I cronisti laziali e lombardi lanciano un video-decalogo sulle parole da non usare nei casi di violenza sulle donne
Giornalisti (Immagini di repertorio) – CronacaLive ediz. Roma

I cronisti laziali e lombardi hanno creato un video-decalogo con le parole da non usare nei resoconti giornalistici sui femminicidi.

Il Sindacato cronisti romani (Scr) e il Gruppo cronisti lombardi (Gcl) hanno annunciato la loro adesione alla Giornata internazionale contro la violenza sulle donne programmata per domani 25 novembre. Inoltre, proprio per l’occasione, hanno lanciato un video-decalogo contenente tutte le espressioni da evitare nei resoconti giornalistici inerenti i femminicidi, gli stupri, le molestie e, in generale, ogni sopruso legato alla violenza di genere.

Le due maggiori organizzazioni di cronisti, infatti, hanno ribadito la necessità di prestare attenzione alle parole da non usare mai.

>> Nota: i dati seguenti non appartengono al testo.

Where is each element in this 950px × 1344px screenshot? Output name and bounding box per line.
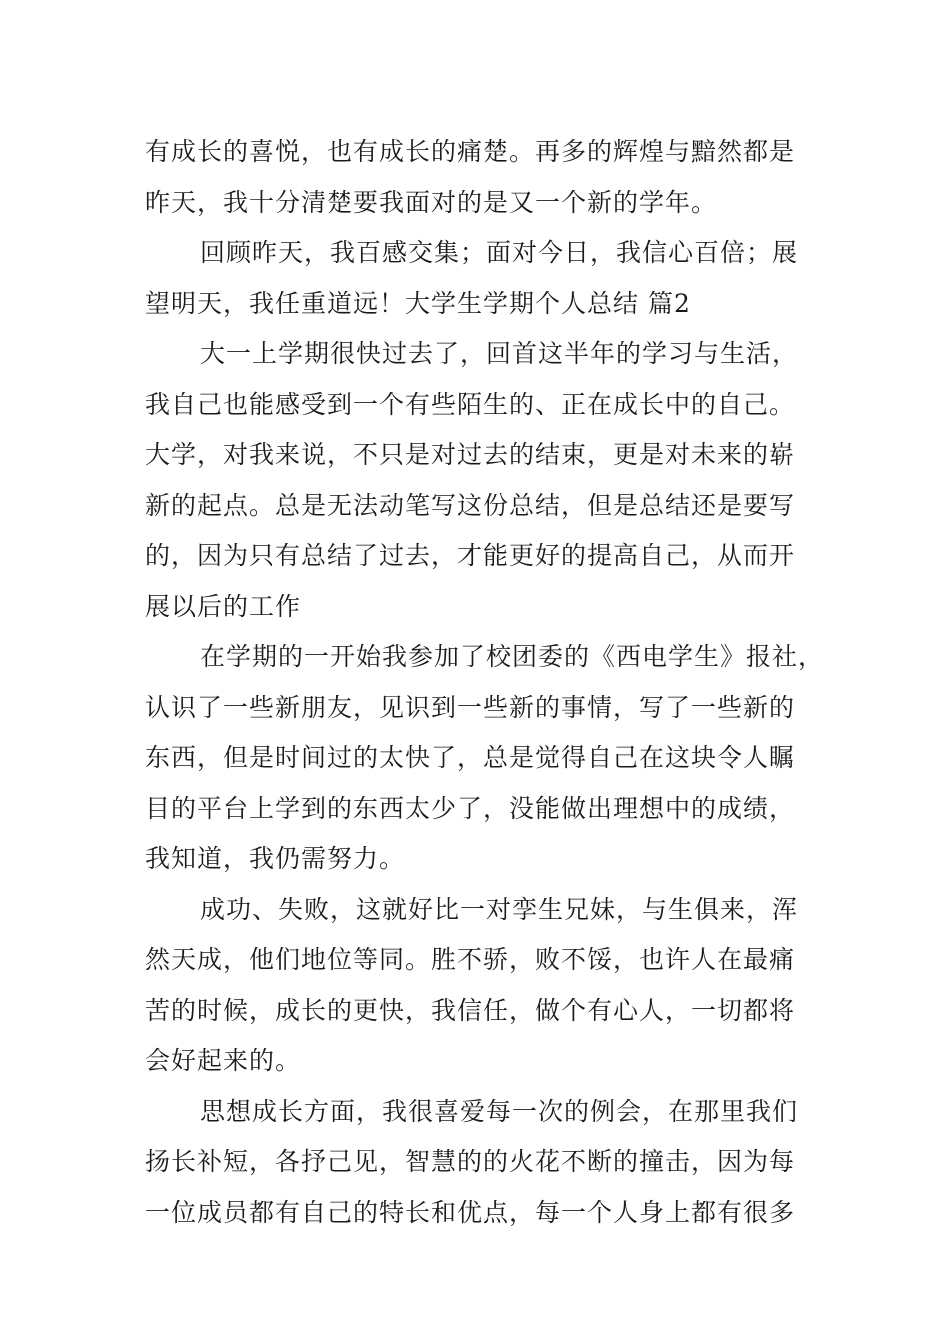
text-line: 苦的时候，成长的更快，我信任，做个有心人，一切都将 bbox=[145, 995, 796, 1025]
text-line: 大一上学期很快过去了，回首这半年的学习与生活， bbox=[200, 339, 799, 368]
text-line: 有成长的喜悦，也有成长的痛楚。再多的辉煌与黯然都是 bbox=[145, 137, 796, 166]
text-line: 展以后的工作 bbox=[145, 591, 302, 621]
text-line: 认识了一些新朋友，见识到一些新的事情，写了一些新的 bbox=[145, 692, 796, 722]
text-line: 扬长补短，各抒己见，智慧的的火花不断的撞击，因为每 bbox=[145, 1147, 796, 1176]
text-line: 在学期的一开始我参加了校团委的《西电学生》报社， bbox=[200, 642, 825, 671]
text-line: 思想成长方面，我很喜爱每一次的例会，在那里我们 bbox=[200, 1096, 799, 1126]
text-line: 然天成，他们地位等同。胜不骄，败不馁，也许人在最痛 bbox=[145, 945, 796, 974]
text-line: 我自己也能感受到一个有些陌生的、正在成长中的自己。 bbox=[145, 389, 796, 419]
document-body bbox=[145, 127, 825, 1238]
text-line: 大学，对我来说，不只是对过去的结束，更是对未来的崭 bbox=[145, 440, 796, 469]
text-line: 目的平台上学到的东西太少了，没能做出理想中的成绩， bbox=[145, 793, 796, 823]
text-line: 一位成员都有自己的特长和优点，每一个人身上都有很多 bbox=[145, 1197, 796, 1227]
text-line: 会好起来的。 bbox=[145, 1046, 302, 1075]
text-line: 昨天，我十分清楚要我面对的是又一个新的学年。 bbox=[145, 187, 718, 217]
text-line: 望明天，我任重道远！大学生学期个人总结 篇2 bbox=[145, 288, 691, 318]
text-line: 成功、失败，这就好比一对孪生兄妹，与生俱来，浑 bbox=[200, 894, 799, 924]
text-line: 新的起点。总是无法动笔写这份总结，但是总结还是要写 bbox=[145, 490, 796, 520]
text-line: 我知道，我仍需努力。 bbox=[145, 844, 406, 873]
text-line: 回顾昨天，我百感交集；面对今日，我信心百倍；展 bbox=[200, 238, 799, 267]
text-line: 东西，但是时间过的太快了，总是觉得自己在这块令人瞩 bbox=[145, 743, 796, 772]
text-line: 的，因为只有总结了过去，才能更好的提高自己，从而开 bbox=[145, 541, 796, 570]
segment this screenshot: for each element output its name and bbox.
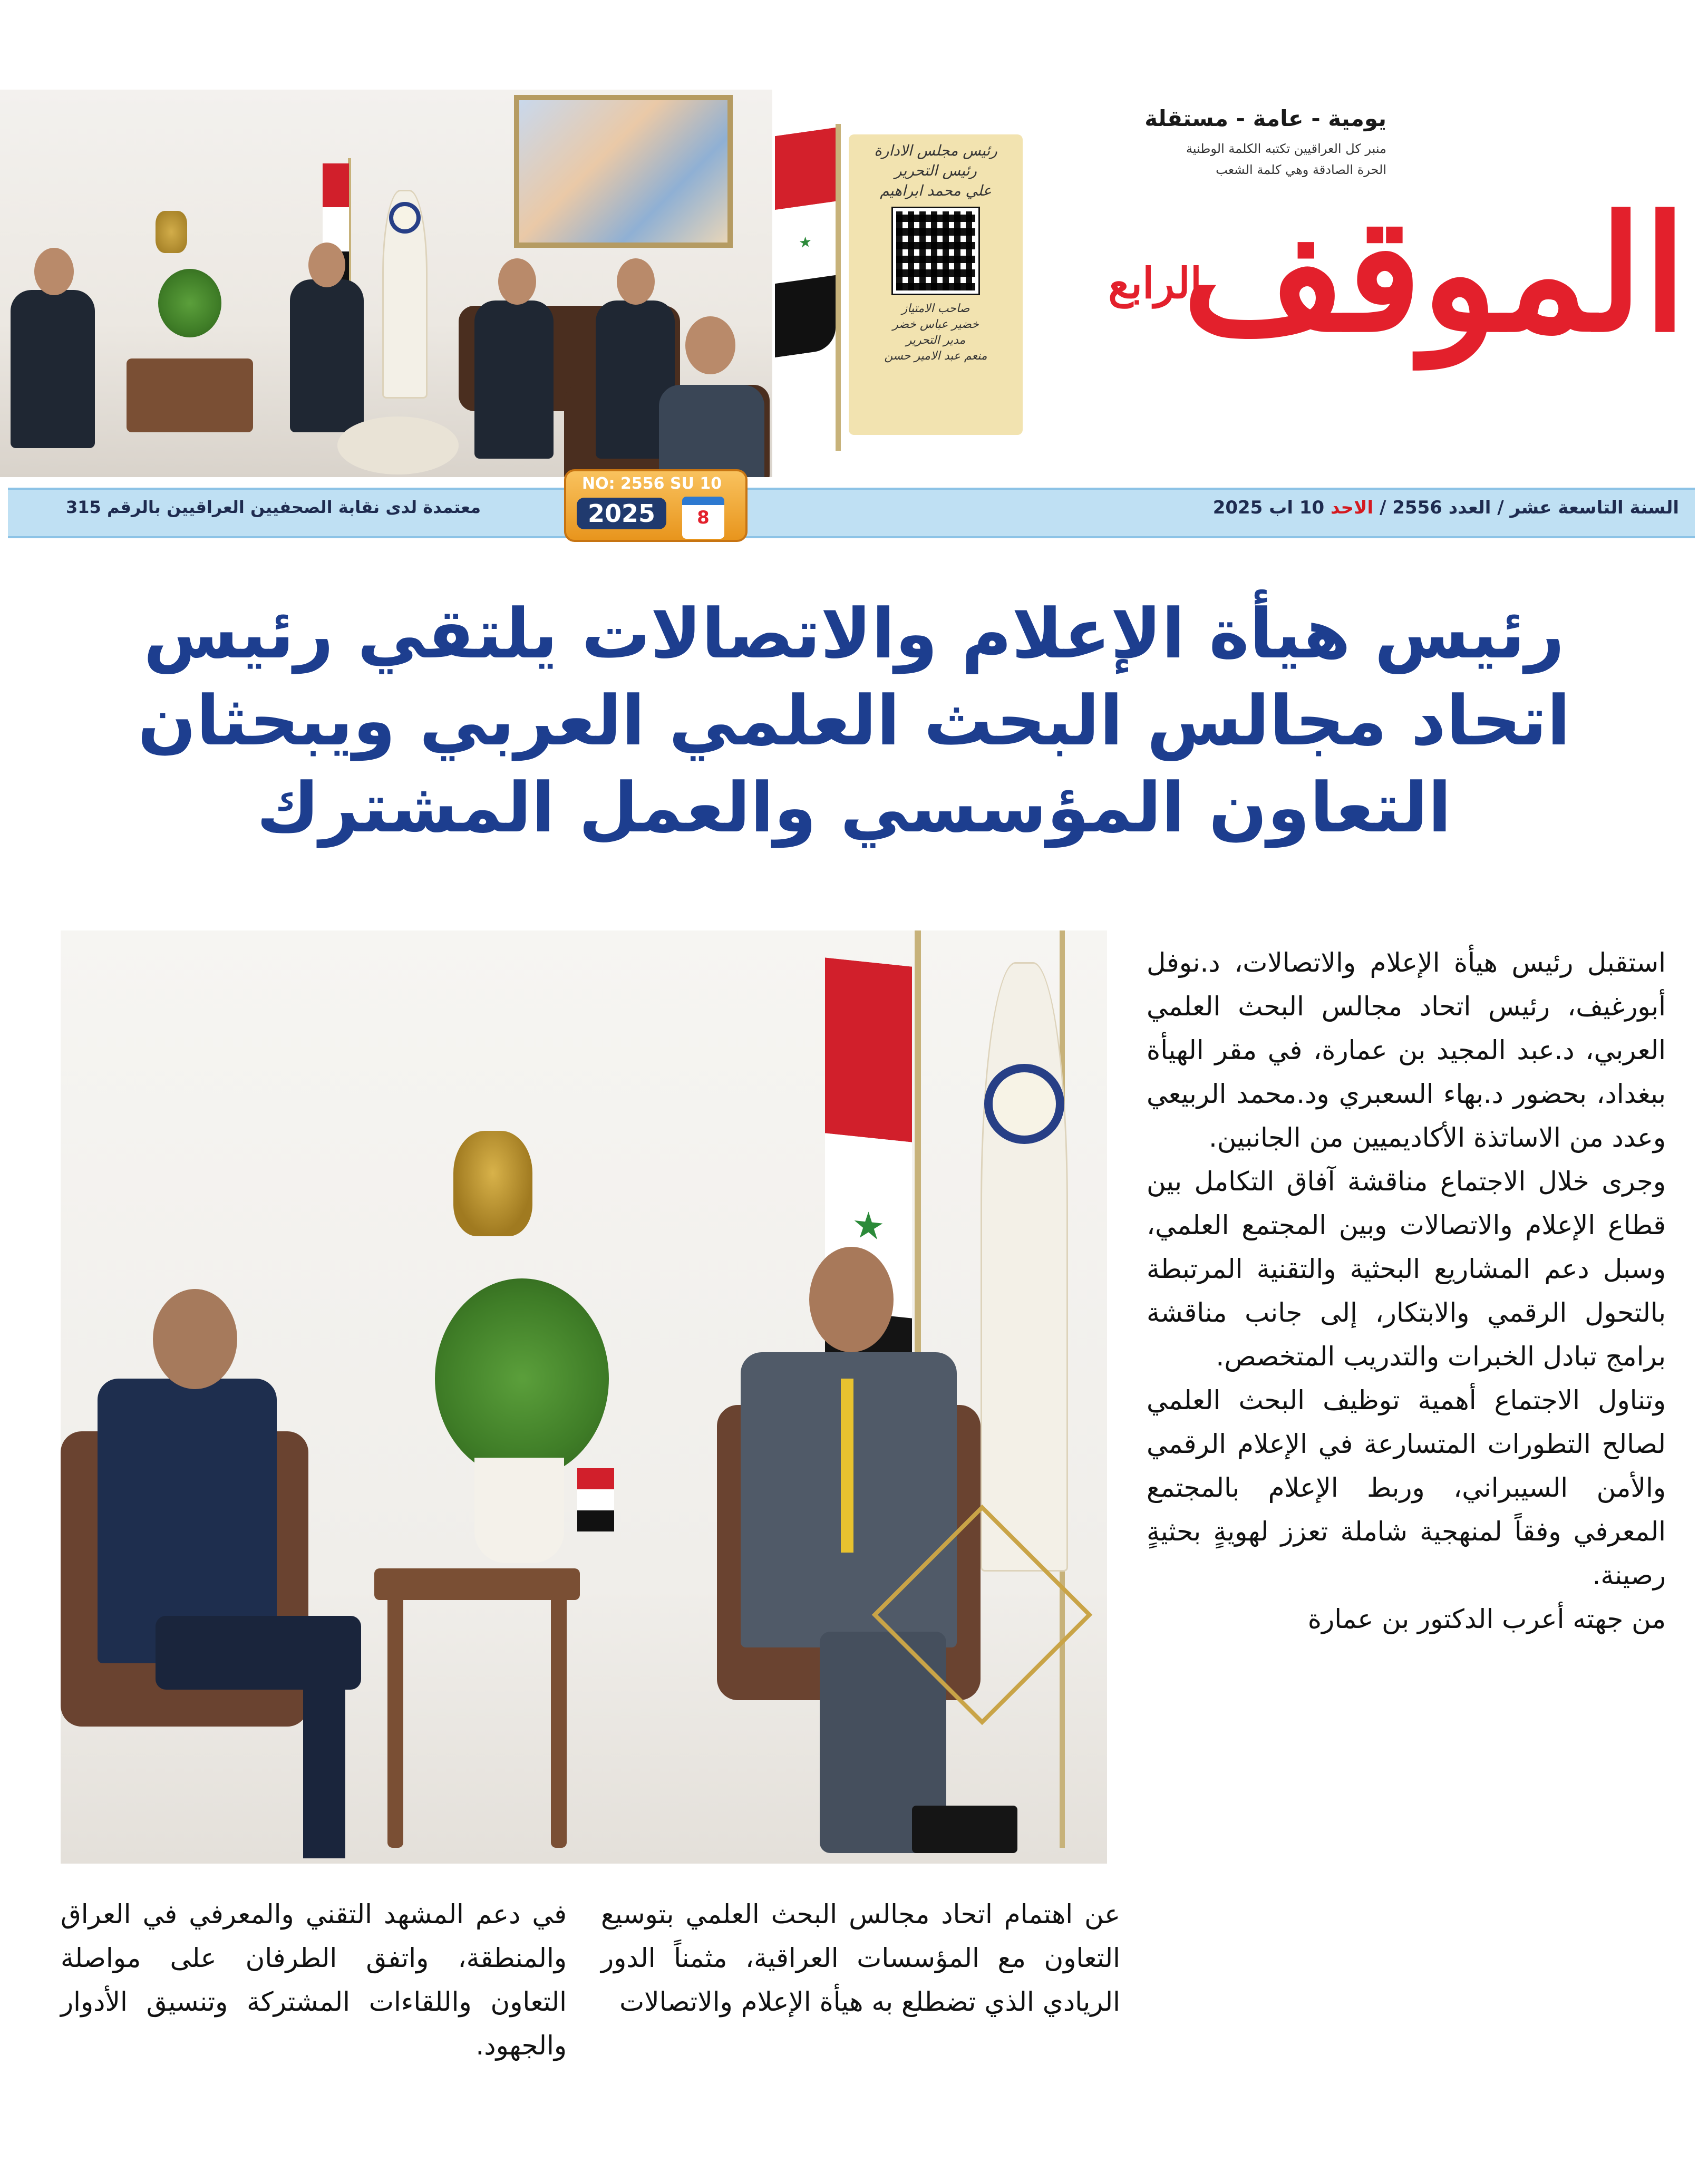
chairman-title: رئيس مجلس الادارة <box>874 142 997 159</box>
manager-name: منعم عبد الامير حسن <box>884 350 987 363</box>
editorial-board-box <box>849 134 1023 435</box>
person-head <box>617 258 655 305</box>
issue-info-bar <box>8 488 1695 538</box>
person-head <box>308 243 345 287</box>
plant-pot <box>474 1458 564 1563</box>
qr-code-icon <box>893 208 978 294</box>
badge-number: NO: 2556 SU 10 <box>582 474 722 493</box>
plant <box>158 269 221 337</box>
accreditation-note: معتمدة لدى نقابة الصحفيين العراقيين بالرقم 315 <box>66 497 481 517</box>
article-photo <box>61 930 1107 1864</box>
headline-line: رئيس هيأة الإعلام والاتصالات يلتقي رئيس <box>143 594 1565 674</box>
wall-painting <box>514 95 733 248</box>
person-head <box>153 1289 237 1389</box>
issue-day: الاحد <box>1331 497 1374 518</box>
person <box>290 279 364 432</box>
person-head <box>34 248 74 295</box>
slogan-line: الحرة الصادقة وهي كلمة الشعب <box>1216 162 1386 177</box>
seal-icon <box>984 1064 1064 1144</box>
badge-year: 2025 <box>577 498 666 529</box>
issue-info <box>1213 497 1679 518</box>
person-head <box>498 258 536 305</box>
flag-pole <box>836 124 841 451</box>
article-column-left: في دعم المشهد التقني والمعرفي في العراق والمنطقة، واتفق الطرفان على مواصلة التعاون واللقاءات المشتركة وتنسيق الأدوار والجهود. <box>61 1899 567 2061</box>
emblem-icon <box>453 1131 532 1236</box>
tie <box>841 1379 853 1553</box>
newspaper-logo: الموقف <box>1182 181 1687 367</box>
sculpture-base <box>912 1806 1017 1853</box>
emblem-icon <box>156 211 187 253</box>
editor-title: رئيس التحرير <box>895 162 977 179</box>
person-head <box>685 316 735 374</box>
plant <box>435 1278 609 1479</box>
person <box>474 300 554 459</box>
editor-name: علي محمد ابراهيم <box>880 182 992 199</box>
issue-number: السنة التاسعة عشر / العدد 2556 / <box>1379 497 1679 518</box>
iraq-flag-icon <box>577 1468 614 1531</box>
owner-title: صاحب الامتياز <box>901 302 970 315</box>
side-table <box>127 358 253 432</box>
issue-date: 10 اب 2025 <box>1212 497 1325 518</box>
article-column-middle: عن اهتمام اتحاد مجالس البحث العلمي بتوسيع التعاون مع المؤسسات العراقية، مثمناً الدور الريادي الذي تضطلع به هيأة الإعلام والاتصالات <box>601 1899 1120 2017</box>
institution-banner <box>981 962 1068 1572</box>
person <box>659 385 764 477</box>
iraq-flag-icon: ★ <box>775 128 836 357</box>
person <box>11 290 95 448</box>
slogan <box>1186 138 1386 180</box>
iraq-flag-icon: ★ <box>825 957 912 1494</box>
issue-badge <box>564 469 748 542</box>
article-column-right: استقبل رئيس هيأة الإعلام والاتصالات، د.نوفل أبورغيف، رئيس اتحاد مجالس البحث العلمي العربي، د.عبد المجيد بن عمارة، في مقر الهيأة ببغداد، بحضور د.بهاء السعبري ود.محمد الربيعي وعدد من الاساتذة الأكاديميين من الجانبين. وجرى خلال الاجتماع مناقشة آفاق التكامل بين قطاع الإعلام والاتصالات وبين المجتمع العلمي، وسبل دعم المشاريع البحثية والتقنية المرتبطة بالتحول الرقمي والابتكار، إلى جانب مناقشة برامج تبادل الخبرات والتدريب المتخصص. وتناول الاجتماع أهمية توظيف البحث العلمي لصالح التطورات المتسارعة في الإعلام الرقمي والأمن السيبراني، وربط الإعلام بالمجتمع المعرفي وفقاً لمنهجية شاملة تعزز لهويةٍ بحثيةٍ رصينة. من جهته أعرب الدكتور بن عمارة <box>1147 947 1666 1634</box>
headline-line: اتحاد مجالس البحث العلمي العربي ويبحثان <box>138 681 1570 761</box>
calendar-icon: 8 <box>682 497 724 539</box>
person-head <box>809 1247 894 1352</box>
newspaper-logo-sub: الرابع <box>1108 258 1202 308</box>
coffee-table <box>374 1568 580 1600</box>
masthead-meeting-photo <box>0 90 774 477</box>
manager-title: مدير التحرير <box>906 334 966 347</box>
tagline: يومية - عامة - مستقلة <box>1144 105 1386 131</box>
round-table <box>337 416 459 474</box>
headline-line: التعاون المؤسسي والعمل المشترك <box>256 768 1452 848</box>
person-legs <box>156 1616 361 1690</box>
person-legs <box>303 1684 345 1858</box>
article-headline <box>84 590 1624 851</box>
owner-name: خضير عباس خضر <box>892 318 979 331</box>
table-leg <box>387 1595 403 1848</box>
institution-banner <box>382 190 428 399</box>
slogan-line: منبر كل العراقيين تكتبه الكلمة الوطنية <box>1186 141 1386 156</box>
table-leg <box>551 1595 567 1848</box>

L’obiettivo è di promuovere un linguaggio rispettoso e consapevole che sia scevro da ogni riferimento a luoghi comuni, pregiudizi, stereotipi maschili e patriarcali.

In sostanza il video-decalogo, scaricabile al link https://bit.ly/3Gf59Ps, vuole dare un contributo alla lotta contro i femminicidi qualificandosi come uno strumento di crescita civile.

La parole da evitare secondo il video-decalogo

L’iniziativa dei cronisti laziali e lombardi si pone sulla stessa linea del Manifesto di Venezia, varato nel 2017, che contiene tutte le indicazioni sul come raccontare la violenza di genere. Infatti il video-decalogo racchiude tutte quelle parole ed espressioni, usate frequentemente da stampa ed emittenti radio-televisive, che sembrano fornire delle giustificazioni agli autori dei femminicidi, quasi degli alibi.

Tra queste la locuzione “in preda a un raptus” che di fatto esclude la premeditazione o “amore criminale”. Chi ama, infatti, non uccide. E ancora: “delitto passionale”, “accecato dalla gelosia”  e le varie qualificazioni attribuite alla vittima (“estroversa”, “vivace”, ecc.) o alle sue attività prima dei fatti (“aveva bevuto”, “passeggiava da sola”, ecc.).

Quest’ultime sono spesso utilizzate dalla difesa in sede processuale insieme ad aggettivi possessivi del tipo “la sua fidanzata” o “sua moglie” impiegati in modo pleonastico.